Ivan Illich‘s “Deschooling Society” is a classic in the alternative education scene, so I had been meaning to read it for ages and finally did. The book has seven shortish chapters, and is a pretty quick read.
The first chapter, “Why We Must Disestablish School,” is very clearly the strongest one. Illich argues that institutionalized schooling teaches students “to confuse process and substance” – “the pupil is thereby ‘schooled’ to confuse teaching with learning, grade advancement with education, a diploma with competence, and fluency with the ability to say something new.” Illich objects to the dependence on the state which the institutionalization of valuable things, like education, creates. He essentially rejects the ideal that justice requires equality of educational opportunity. Rather, “the poor need funds to enable them to learn, not to get certified for the treatment of their alleged disproportionate deficiencies.”

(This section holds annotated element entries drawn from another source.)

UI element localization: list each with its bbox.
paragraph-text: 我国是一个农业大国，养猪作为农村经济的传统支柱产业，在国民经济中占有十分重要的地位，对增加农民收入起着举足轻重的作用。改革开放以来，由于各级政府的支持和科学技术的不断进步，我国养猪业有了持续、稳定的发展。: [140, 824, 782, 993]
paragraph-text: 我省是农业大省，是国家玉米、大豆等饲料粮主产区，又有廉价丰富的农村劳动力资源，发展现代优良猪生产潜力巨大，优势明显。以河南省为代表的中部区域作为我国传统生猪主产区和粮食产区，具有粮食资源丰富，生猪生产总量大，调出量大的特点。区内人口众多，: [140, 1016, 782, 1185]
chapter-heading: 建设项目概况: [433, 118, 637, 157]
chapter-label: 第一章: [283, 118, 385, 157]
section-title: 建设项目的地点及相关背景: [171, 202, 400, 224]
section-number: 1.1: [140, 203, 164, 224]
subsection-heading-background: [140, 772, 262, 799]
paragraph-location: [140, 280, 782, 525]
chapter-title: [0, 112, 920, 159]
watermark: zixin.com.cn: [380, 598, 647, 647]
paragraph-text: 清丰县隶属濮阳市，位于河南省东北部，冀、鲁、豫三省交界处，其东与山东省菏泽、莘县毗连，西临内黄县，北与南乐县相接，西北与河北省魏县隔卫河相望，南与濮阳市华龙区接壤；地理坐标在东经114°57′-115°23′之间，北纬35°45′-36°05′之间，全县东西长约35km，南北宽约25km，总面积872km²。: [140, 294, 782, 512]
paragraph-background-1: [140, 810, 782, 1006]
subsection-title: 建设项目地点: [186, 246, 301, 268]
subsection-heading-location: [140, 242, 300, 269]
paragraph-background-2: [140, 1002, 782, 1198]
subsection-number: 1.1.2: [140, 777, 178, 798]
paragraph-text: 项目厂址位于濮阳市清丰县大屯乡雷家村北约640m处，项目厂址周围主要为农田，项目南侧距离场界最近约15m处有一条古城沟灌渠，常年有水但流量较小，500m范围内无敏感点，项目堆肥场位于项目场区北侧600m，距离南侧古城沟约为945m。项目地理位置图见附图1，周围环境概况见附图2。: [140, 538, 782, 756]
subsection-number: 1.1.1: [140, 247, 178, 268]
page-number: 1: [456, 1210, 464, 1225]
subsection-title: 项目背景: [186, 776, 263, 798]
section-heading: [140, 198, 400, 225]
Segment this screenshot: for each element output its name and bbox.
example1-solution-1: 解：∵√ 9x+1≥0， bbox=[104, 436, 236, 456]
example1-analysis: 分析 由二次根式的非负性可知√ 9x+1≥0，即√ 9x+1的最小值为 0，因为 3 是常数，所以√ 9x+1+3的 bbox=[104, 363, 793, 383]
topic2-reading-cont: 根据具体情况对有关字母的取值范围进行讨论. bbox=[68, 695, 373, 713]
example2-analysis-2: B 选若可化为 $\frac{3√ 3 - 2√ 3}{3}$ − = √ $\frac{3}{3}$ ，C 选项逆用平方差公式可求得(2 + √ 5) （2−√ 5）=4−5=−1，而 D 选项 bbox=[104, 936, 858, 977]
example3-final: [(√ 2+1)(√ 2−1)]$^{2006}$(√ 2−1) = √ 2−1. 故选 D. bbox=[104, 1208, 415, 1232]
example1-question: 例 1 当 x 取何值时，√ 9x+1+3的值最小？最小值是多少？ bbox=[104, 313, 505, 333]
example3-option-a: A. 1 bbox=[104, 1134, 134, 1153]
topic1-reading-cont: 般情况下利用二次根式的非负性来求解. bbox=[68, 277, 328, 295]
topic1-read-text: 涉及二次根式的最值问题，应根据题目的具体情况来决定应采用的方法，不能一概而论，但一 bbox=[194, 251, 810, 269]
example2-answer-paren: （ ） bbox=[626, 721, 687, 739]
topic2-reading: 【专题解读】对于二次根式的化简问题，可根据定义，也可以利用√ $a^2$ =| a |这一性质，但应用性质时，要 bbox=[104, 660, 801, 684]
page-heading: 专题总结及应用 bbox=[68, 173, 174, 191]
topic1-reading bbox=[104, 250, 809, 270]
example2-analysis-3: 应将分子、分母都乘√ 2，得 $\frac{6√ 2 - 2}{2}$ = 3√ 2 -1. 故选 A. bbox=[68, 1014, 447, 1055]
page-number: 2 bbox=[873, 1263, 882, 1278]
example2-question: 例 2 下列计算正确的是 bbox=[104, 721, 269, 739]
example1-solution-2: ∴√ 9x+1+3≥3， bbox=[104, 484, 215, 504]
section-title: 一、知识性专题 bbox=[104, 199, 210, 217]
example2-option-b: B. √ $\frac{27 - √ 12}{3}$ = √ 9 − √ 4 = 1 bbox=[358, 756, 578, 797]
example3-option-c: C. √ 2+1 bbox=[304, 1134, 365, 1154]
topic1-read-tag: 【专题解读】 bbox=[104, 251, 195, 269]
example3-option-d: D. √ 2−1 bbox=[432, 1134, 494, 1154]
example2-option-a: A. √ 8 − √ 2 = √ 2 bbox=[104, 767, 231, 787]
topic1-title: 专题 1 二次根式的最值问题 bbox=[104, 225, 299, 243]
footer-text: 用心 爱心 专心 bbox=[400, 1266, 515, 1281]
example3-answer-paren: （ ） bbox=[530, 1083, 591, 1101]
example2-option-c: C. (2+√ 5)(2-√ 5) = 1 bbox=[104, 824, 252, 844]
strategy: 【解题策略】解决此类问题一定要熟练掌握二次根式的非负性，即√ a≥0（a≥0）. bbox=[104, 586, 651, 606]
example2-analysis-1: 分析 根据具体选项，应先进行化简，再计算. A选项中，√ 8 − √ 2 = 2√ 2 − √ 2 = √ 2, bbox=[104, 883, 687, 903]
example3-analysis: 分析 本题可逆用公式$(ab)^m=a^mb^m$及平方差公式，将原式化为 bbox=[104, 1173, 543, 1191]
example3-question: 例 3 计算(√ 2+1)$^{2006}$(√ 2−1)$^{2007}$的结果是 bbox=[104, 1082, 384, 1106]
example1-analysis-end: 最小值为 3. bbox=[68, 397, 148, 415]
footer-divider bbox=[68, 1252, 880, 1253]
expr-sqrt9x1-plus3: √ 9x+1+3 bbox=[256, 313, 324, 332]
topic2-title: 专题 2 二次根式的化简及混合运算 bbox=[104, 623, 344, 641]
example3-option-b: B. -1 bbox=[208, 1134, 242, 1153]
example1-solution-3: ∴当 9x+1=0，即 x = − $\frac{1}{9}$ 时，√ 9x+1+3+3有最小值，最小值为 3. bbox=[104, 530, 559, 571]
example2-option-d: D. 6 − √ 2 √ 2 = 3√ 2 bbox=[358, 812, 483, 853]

Illich also eloquently makes the possibly familiar claim that formal public education crowds out private formal or informal education from the market:
“School appropriates the money, men, and good will available for education and in addition discourages other institutions from assuming educational tasks. Work, leisure, politics, city living, and even family life depend on schools for the habits and knowledge they presuppose, instead of becoming themselves the means of education. Simultaneously both schools and the other institutions which depend on them are priced out of the market.”
Then, Illich offers what is somehow at once both a brilliant and ridiculous proposal:
“To make this disestablishment effective, we need a law forbidding discrimination in hiring, voting, or admission to centers of learning based on previous attendance at some curriculum. This guarantee would not exclude performance tests of competence for a function or role, but would remove the present absurd discrimination in favor of the person who learns a given skill with the largest expenditure of public funds or – what is equally likely – has been able to obtain a diploma which has no relation to any useful skill or job. Only by protecting the citizen from being disqualified by anything in his career in school can a constitutional disestablishment of school become psychologically effective.”
Obviously, this is highly impractical and difficult to impossible to enforce. Many skills are not assessable using any kind of competence test (e.g., professor-ing). To choose amongst applicants for these jobs, employers rely in part on letters of recommendation, the value of which depends on who wrote them, the value of whom is inferred by their institution. Even in cases where educational nondiscrimination is desirable and possible (e.g., not requiring a high school diploma for janitorial jobs), it will be quite socially costly to try to detect and remedy violations. So, while we can appreciate the spirit of Illich’s education non-discrimination proposal, it probably wouldn’t be a good thing to try to enact. Much better to allow the market to sort out when educational credentials are a reliable signal and when they are not. Illich would at least agree that the state should get out of the way of this process, such as by discontinuing automatic raises for teachers when they earn master’s degrees that don’t help them to become better teachers.
There are really a million things going on in the first chapter. Illich also argues that:
- One major problem with education is that “educators insist on packaging instruction with certification,” but that these purposes are fundamentally at odds with each other.
- Our education system is dependent on the assumption that most learning is the result of teaching, but that is false.
- The licensing of educators has made artificially low the supply of those willing and able to teach genuine skills.
He finishes out the chapter with a proposal that citizens receive their educational due in the form of edu-credits, which could be spent on various educational materials and experiences, outside of any institutionalized school. The state’s role would basically be limited to funding this endeavor and to helping to match learners with other learners and with materials.
Chapter 2, “Phenomenology of School,” discusses the artificiality of modern childhood, and the extreme power of the teacher’s social position (which makes him or her out to be a kind of custodian, moralist, and therapist, all in one). Chapter 3, “Ritualization of Progress,” analyzes the role of the university as a place where dissenters can go to criticize power relations in society while simultaneously and maybe unintentionally enforcing them. Chapter 4, “Institutional Spectrum,” establishes a distinction between “left” institutions (open, network-like, bottom-up, spontaneous order-esque) and “right” institutions (closed, top-down, involve psychological or other coercion). Schools are paradigmatically rightish institutions, which is bad. Chapter 5, “Irrational Consistencies,” is unmemorable, and I didn’t even write any notes down for it. Chapter 6, “Learning Webs,” discusses the relationship between political change and educational change. Chapter 7, “Rebirth of Epimethean Man,” is a mildly to moderately unintelligible piece of social criticism that hates on technology, or something.
Honestly, I was somewhat disappointed with the book. I had read the first chapter for an IHS event, and because it is the best and most important chapter, the book was all downhill from there. However, it is still creative stuff, and important in the history of radical educational thought. If you’re interested in education, you should at very least read the first chapter.